What can we learn from the recent Ransomware attack on Norwegian aluminium maker Norsk Hydro?

We’ve recently seen and been discussing the increasing rate in Cryptomining cyber-attacks, as the success of ransomware attacks becomes less lucrative. However, as we’ve previously said, this does not mean that the threat has gone away.

Cyber criminals are still seeing Ransomware as highly successful and will continue to utilise them for financial gain, especially as cryptocurrency fluctuates and mining operations become more difficult to deliver returns on investment. Afterall, cyber criminals want to make easy money.

Yesterday (19th March 2019) Aluminium maker Norsk Hydro was a subject to such an attack. They have subsequently closed down some of their metal extrusion and rolled products plants, which transform aluminium ingots into components for car makers, builders and other industries. Norsk Hydro smelters in Norway were largely operating on a manual basis. The Norwegian company, with operations in 50 countries, first detected a ransomware attack in the early morning, but by that point, the infection had already spread across the company’s global network.

Chief Financial Officer Eivind Kallevik told Reuters “This is a classic ransomware attack,”, adding that the company had not identified the hackers and “The situation is quite severe.” The Norwegian National Security Authority (NNSA) said “the attack used a virus known as LockerGoga, a relatively new strain of so-called ransomware which encrypts computer files and demands payment to unlock them.”
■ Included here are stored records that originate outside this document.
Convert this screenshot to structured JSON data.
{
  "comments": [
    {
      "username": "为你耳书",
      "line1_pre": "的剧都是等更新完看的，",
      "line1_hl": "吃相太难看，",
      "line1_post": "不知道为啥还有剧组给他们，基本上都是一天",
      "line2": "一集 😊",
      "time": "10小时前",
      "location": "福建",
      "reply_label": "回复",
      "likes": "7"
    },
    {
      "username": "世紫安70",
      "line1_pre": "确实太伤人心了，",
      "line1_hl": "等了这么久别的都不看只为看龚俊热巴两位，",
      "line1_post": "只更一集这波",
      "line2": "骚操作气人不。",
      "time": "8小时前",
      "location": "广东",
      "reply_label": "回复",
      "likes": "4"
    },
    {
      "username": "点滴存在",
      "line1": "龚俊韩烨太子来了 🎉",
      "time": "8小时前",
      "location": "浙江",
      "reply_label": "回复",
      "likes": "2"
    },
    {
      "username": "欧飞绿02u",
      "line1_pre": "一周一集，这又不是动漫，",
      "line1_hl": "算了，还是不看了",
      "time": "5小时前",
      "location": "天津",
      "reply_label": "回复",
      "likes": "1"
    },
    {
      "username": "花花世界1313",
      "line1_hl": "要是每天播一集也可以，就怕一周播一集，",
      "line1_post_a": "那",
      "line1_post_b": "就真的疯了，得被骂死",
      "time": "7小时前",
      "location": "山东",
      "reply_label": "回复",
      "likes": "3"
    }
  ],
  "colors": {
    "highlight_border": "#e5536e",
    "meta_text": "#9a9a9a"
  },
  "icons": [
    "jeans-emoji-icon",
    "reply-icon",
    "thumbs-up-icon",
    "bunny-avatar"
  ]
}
While this may be an opportunistic or orchestrated attack by cyber criminals, there is also the risk this is state sponsored to drive up the global cost for aluminium which China could certainly benefit from. While we do not yet know the origin, what we can be sure is, this is not the last cyber-attack on industrial operations.

How we protect against cyber threats

At SolutionsPT we look to help our customers protect against ransomware with our ‘Proteus’ solution, intelligent disaster recovery which highlights anomalous file level changes through continual monitoring. With ‘hot standby’ technology, systems can be quickly recovered with the minimal of downtime on primary or backup hardware. Initial infection and lateral movement can also be tracked and contained with our ‘Claroty’ suite of products, ensuring that your critical process can continue while support teams investigate the outbreak and remediate the affects.

We continue to closely monitor and follow the ever evolving cybersecurity threat landscape across industrial environments, to make sure we fully understand what the risks are so that we’re able to support and advise our customers accordingly. Ultimately we understand that compromise will happen, so what is important now more than ever is that should the worse happen you can detect it, contain it and recover from it, with minimal downtime or disruption.